Bradford passes along a
link to one of the best, most insightful essays on middle and high school social hierarchies I've come across. It's very much worth taking the time to read, especially if you're young or have children who are approaching their middle school years.
Written by a self-described nerd it first appeared in 2003 and is titled Why Nerds Are Unpopular. The author, Paul Graham, is funny and dead-on in his analysis of both the society that young people create in their schools as well as the problems in the schools themselves. Here's his lede:
When we were in junior high school, my friend Rich and I made a map of the school lunch tables according to popularity. This was easy to do, because kids only ate lunch with others of about the same popularity. We graded them from A to E. A tables were full of football players and cheerleaders and so on. E tables contained the kids with mild cases of Down's Syndrome, what in the language of the time we called "retards."
We sat at a D table, as low as you could get without looking physically different. We were not being especially candid to grade ourselves as D. It would have taken a deliberate lie to say otherwise. Everyone in the school knew exactly how popular everyone else was, including us.

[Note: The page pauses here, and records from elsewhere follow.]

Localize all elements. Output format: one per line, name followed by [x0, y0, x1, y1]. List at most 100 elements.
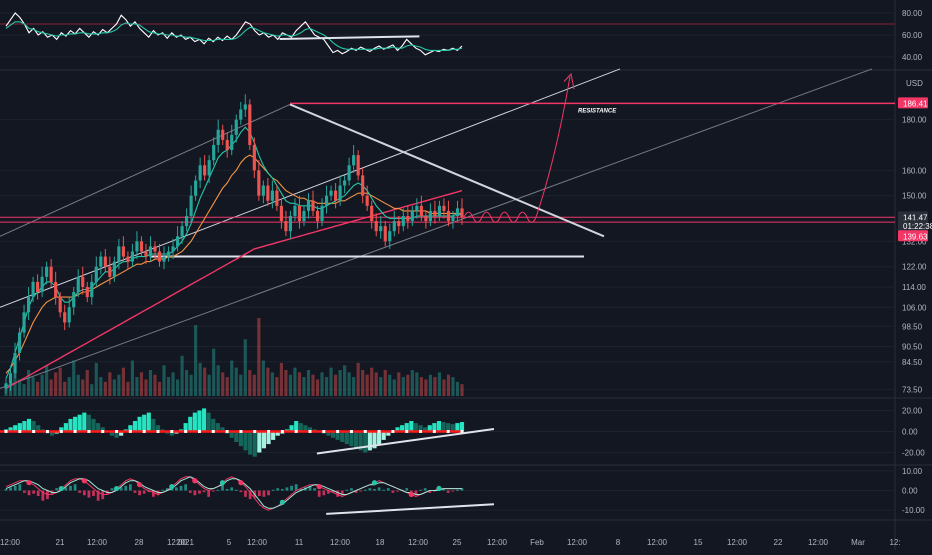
y-tick-label: 122.00 [902, 263, 927, 272]
x-tick-label: 12:00 [87, 538, 108, 547]
candle-body [261, 185, 265, 196]
forecast-breakout-path [535, 76, 571, 218]
volume-bar [401, 377, 405, 396]
volume-bar [315, 379, 320, 396]
y-tick-label: 84.50 [902, 358, 923, 367]
candle-body [451, 215, 455, 222]
oscillator-bar [225, 488, 229, 491]
oscillator-bar [188, 490, 192, 493]
y-tick-label: 0.00 [902, 428, 918, 437]
volume-bar [361, 370, 365, 396]
volume-bar [243, 339, 247, 396]
histogram-bar [248, 431, 253, 455]
volume-bar [257, 318, 261, 396]
rsi-panel[interactable]: 80.00 60.00 40.00 [0, 9, 923, 62]
histogram-bar [36, 425, 41, 432]
histogram-bar [49, 431, 55, 436]
x-tick-label: 12:00 [167, 538, 188, 547]
zero-marker [322, 430, 326, 433]
candle-body [311, 200, 315, 211]
histogram-trendline[interactable] [316, 427, 495, 455]
channel-lower-line[interactable] [0, 68, 873, 389]
histogram-bar [395, 427, 400, 432]
candle-body [17, 332, 22, 353]
rsi-trendline[interactable] [279, 35, 420, 40]
zero-marker [405, 430, 409, 433]
volume-bar [352, 377, 356, 396]
histogram-bar [13, 425, 18, 432]
candle-body [401, 215, 405, 227]
candle-body [166, 251, 171, 257]
cross-dot [169, 484, 175, 490]
volume-bar [26, 370, 31, 396]
histogram-bar [427, 425, 432, 432]
histogram-bar [17, 423, 22, 432]
zero-marker [336, 430, 340, 433]
candle-body [153, 246, 157, 252]
candle-body [121, 246, 125, 257]
zero-marker [308, 430, 312, 433]
candle-body [370, 205, 374, 222]
histogram-bar [275, 431, 280, 436]
oscillator-bar [9, 487, 12, 491]
histogram-bar [349, 431, 354, 447]
x-tick-label: 12:00 [247, 538, 268, 547]
sma-long-line [5, 189, 463, 390]
oscillator-bar [78, 490, 82, 493]
zero-marker [280, 430, 284, 433]
x-tick-label: 12:00 [0, 538, 21, 547]
volume-bar [406, 374, 410, 396]
candle-body [365, 195, 369, 206]
histogram-bar [358, 431, 363, 451]
volume-bar [437, 372, 442, 396]
candle-body [175, 236, 180, 247]
x-tick-label: 11 [295, 538, 304, 547]
candle-body [198, 165, 202, 181]
triangle-trendline[interactable] [289, 103, 605, 238]
channel-outer-line[interactable] [0, 103, 291, 237]
x-tick-label: Mar [851, 538, 865, 547]
volume-bar [297, 372, 302, 396]
channel-upper-line[interactable] [0, 68, 621, 308]
volume-bar [203, 367, 207, 396]
zero-marker [156, 430, 160, 433]
price-panel[interactable]: 180.00 160.00 150.00 132.00 122.00 114.00 106.… [0, 68, 932, 396]
oscillator-trendline[interactable] [326, 503, 495, 515]
histogram-panel[interactable]: 20.00 0.00 -20.00 [0, 407, 925, 458]
volume-bar [13, 372, 17, 396]
y-tick-label: -10.00 [902, 506, 925, 515]
oscillator-bar [359, 490, 363, 492]
volume-bar [234, 367, 238, 396]
histogram-bar [192, 412, 197, 432]
oscillator-bar [331, 490, 335, 493]
oscillator-bar [322, 490, 326, 496]
volume-bar [198, 362, 202, 396]
cross-dot [408, 491, 414, 498]
volume-bar [419, 377, 423, 396]
oscillator-bar [391, 490, 395, 493]
candle-body [13, 352, 17, 374]
histogram-bar [367, 431, 372, 451]
oscillator-bar [285, 487, 289, 491]
zero-marker [253, 430, 257, 433]
zero-marker [349, 430, 353, 433]
oscillator-bar [211, 490, 215, 492]
y-tick-label: 0.00 [902, 487, 918, 496]
candle-body [157, 251, 162, 262]
candle-body [460, 208, 464, 218]
oscillator-bar [165, 488, 169, 491]
histogram-bar [330, 431, 336, 438]
oscillator-bar [27, 490, 31, 496]
oscillator-panel[interactable]: 10.00 0.00 -10.00 [0, 467, 925, 515]
y-tick-label: 106.00 [902, 303, 927, 312]
x-tick-label: 22 [774, 538, 783, 547]
histogram-bar [353, 431, 359, 449]
histogram-bar [91, 418, 96, 432]
candle-body [234, 119, 238, 135]
histogram-bar [68, 418, 73, 432]
volume-bar [189, 374, 193, 396]
oscillator-bar [382, 489, 386, 491]
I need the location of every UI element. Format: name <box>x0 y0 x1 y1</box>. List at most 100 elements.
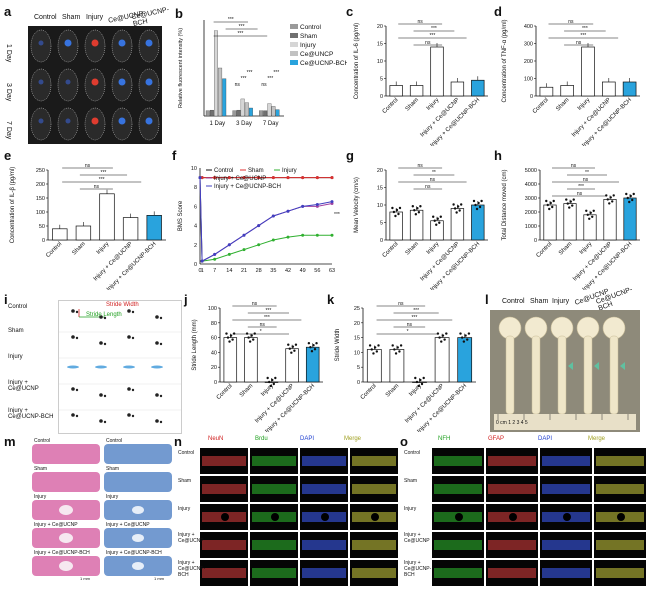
footprint <box>103 342 107 346</box>
legend-label: Injury <box>282 168 297 174</box>
data-point <box>625 192 628 196</box>
bar <box>264 381 279 383</box>
fluorescence-signal <box>118 117 126 125</box>
y-axis-label: Concentration of IL-β (pg/ml) <box>10 167 16 243</box>
signal-band <box>302 568 346 578</box>
bar <box>471 204 485 241</box>
o-ch-nfh: NFH <box>438 436 451 442</box>
signal-band <box>542 540 590 550</box>
footprint <box>75 414 79 418</box>
o-row-injury: Injury <box>404 506 417 512</box>
bar <box>563 203 577 241</box>
mouse-outline <box>30 29 52 63</box>
data-point <box>420 382 424 386</box>
y-axis-label: Concentration of IL-6 (pg/ml) <box>354 23 360 99</box>
signal-band <box>488 484 536 494</box>
legend-swatch <box>290 60 298 65</box>
sig-label: * <box>407 329 409 335</box>
legend-swatch <box>290 24 298 29</box>
footprint <box>95 365 107 369</box>
data-point <box>568 206 571 209</box>
signal-band <box>596 540 644 550</box>
histology-svg <box>32 444 172 576</box>
y-tick-label: 100 <box>524 77 533 83</box>
x-tick-label: 56 <box>314 268 320 274</box>
o-grid-svg <box>432 448 646 586</box>
data-point <box>545 199 548 203</box>
y-axis-label: Mean Velocity (cm/s) <box>354 177 360 233</box>
data-point <box>443 338 446 341</box>
x-tick-label: Injury + Ce@UCNP <box>254 383 295 424</box>
y-tick-label: 150 <box>36 196 45 202</box>
bar <box>412 381 427 383</box>
data-point <box>377 344 380 347</box>
footprint <box>127 335 131 339</box>
panel-l-spinal-cords: Control Sham Injury Ce@UCNP Ce@UCNP-BCH … <box>484 286 648 434</box>
n-row-ceucnp: Injury + Ce@UCNP <box>178 532 204 544</box>
data-point <box>441 334 445 337</box>
bar <box>603 199 617 241</box>
data-point <box>475 207 479 211</box>
data-point <box>232 332 236 335</box>
fp-row-ceucnp-bch: Injury + Ce@UCNP-BCH <box>8 408 54 420</box>
chart-f-bms: 0 2 4 6 8 10 0 1 7 14 21 28 35 42 49 56 63 BMS Score Contr… <box>178 166 340 274</box>
x-tick-label: Injury + Ce@UCNP <box>571 97 612 138</box>
imaging-grid <box>28 26 162 144</box>
bar <box>236 109 241 117</box>
bar <box>389 85 403 97</box>
y-tick-label: 4 <box>194 224 197 230</box>
spinal-cord <box>505 335 515 415</box>
footprint <box>99 393 103 397</box>
brain-end <box>576 316 600 340</box>
mouse-outline <box>30 107 52 141</box>
data-point <box>253 332 256 335</box>
signal-band <box>596 484 644 494</box>
o-row-control: Control <box>404 450 421 456</box>
col-label-injury: Injury <box>86 14 104 21</box>
sig-label: ns <box>398 301 404 307</box>
data-point <box>414 213 418 216</box>
y-tick-label: 60 <box>211 336 217 342</box>
bar <box>267 103 272 117</box>
data-point <box>438 336 441 339</box>
y-tick-label: 100 <box>208 306 217 312</box>
data-point <box>391 344 394 347</box>
x-tick-label: Injury + Ce@UCNP <box>420 97 461 138</box>
n-ch-dapi: DAPI <box>300 436 315 442</box>
data-point <box>606 198 609 201</box>
sig-label: ns <box>577 191 583 197</box>
x-tick-label: 0 <box>198 268 201 274</box>
data-point <box>609 196 612 199</box>
series-line <box>199 177 332 262</box>
series-point <box>330 200 334 204</box>
signal-band <box>302 540 346 550</box>
data-point <box>464 334 467 337</box>
fluorescence-signal <box>145 117 153 125</box>
panel-label-e: e <box>4 148 12 163</box>
x-tick-label: Injury <box>426 97 441 112</box>
series-point <box>271 214 275 218</box>
y-axis-label: Stride Length (mm) <box>192 319 198 370</box>
data-point <box>626 196 629 200</box>
bar <box>409 85 424 97</box>
data-point <box>287 343 290 346</box>
data-point <box>312 344 315 347</box>
signal-band <box>352 484 396 494</box>
y-axis-label: Concentration of TNF-α (pg/ml) <box>502 19 508 102</box>
footprint <box>99 419 103 423</box>
x-tick-label: Control <box>532 97 550 115</box>
bar <box>560 85 574 97</box>
data-point <box>396 346 399 349</box>
stride-length-label: Stride Length <box>86 312 122 318</box>
panel-label-d: d <box>494 4 502 19</box>
footprint <box>159 420 163 424</box>
x-tick-label: Injury <box>577 97 592 112</box>
panel-label-m: m <box>4 434 16 449</box>
x-tick-label: Sham <box>558 241 573 256</box>
data-point <box>397 212 400 216</box>
footprint <box>71 413 75 417</box>
panel-label-j: j <box>184 292 188 307</box>
y-tick-label: 50 <box>39 224 45 230</box>
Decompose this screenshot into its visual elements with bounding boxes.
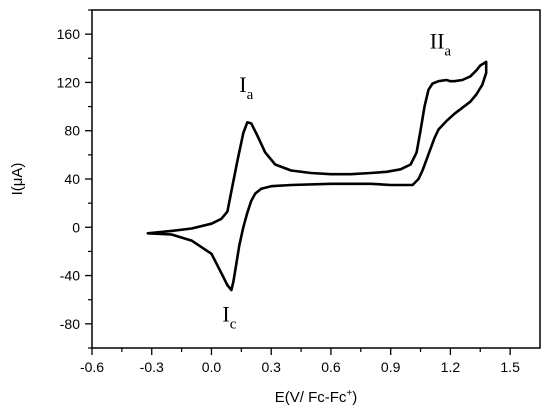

My stock gradually rose during high school. Puberty finally arrived; I became a decent soccer player; I started a scandalous underground newspaper. So I've seen a good part of the popularity landscape.
I know a lot of people who were nerds in school, and they all tell the same story: there is a strong correlation between being smart and being a nerd, and an even stronger inverse correlation between being a nerd and being popular. Being smart seems to make you unpopular.
Why? To someone in school now, that may seem an odd question to ask. The mere fact is so overwhelming that it may seem strange to imagine that it could be any other way. But it could. Being smart doesn't make you an outcast in elementary school. Nor does it harm you in the real world. Nor, as far as I can tell, is the problem so bad in most other countries. But in a typical American secondary school, being smart is likely to make your life difficult. Why?
Graham goes on to claim, inter many alia, that too many schools exist simply as a place to put kids so that adults can be about their daily work, and that educating those kids is not much of a priority. I think he's right. I taught in a pretty good high school for thirty five years, and even in that institution education was near the bottom of the priority list.
No administrator would ever dream of actually admitting this to anyone, of course, but it was implicitly obvious in the fact that any and every other activity a student was involved in took precedence over what the student did in class. Whenever there was a conflict between some extra-curricular activity and the classroom, the student was dismissed from the classroom to participate in the other activity. Sports, student council, pointless field trips, play rehearsals - the list was almost endless - all trumped education. The tacit message the school sent students was that learning was what they were to do only when there wasn't anything that was more fun available for them.
As I was reading Graham's lament about how nerds just aren't interested in the popularity struggles which consume so many adolescents I was reminded of a girl I overheard a number of years ago who insisted that it was "very important to be popular because if you're not people won't like you." Maybe that's the sort of inanity nerds just want no part of.
But enough. Go to the link and read Graham. Savor the whole essay. If you consider yourself a nerd you'll love it, and if you don't you'll learn something.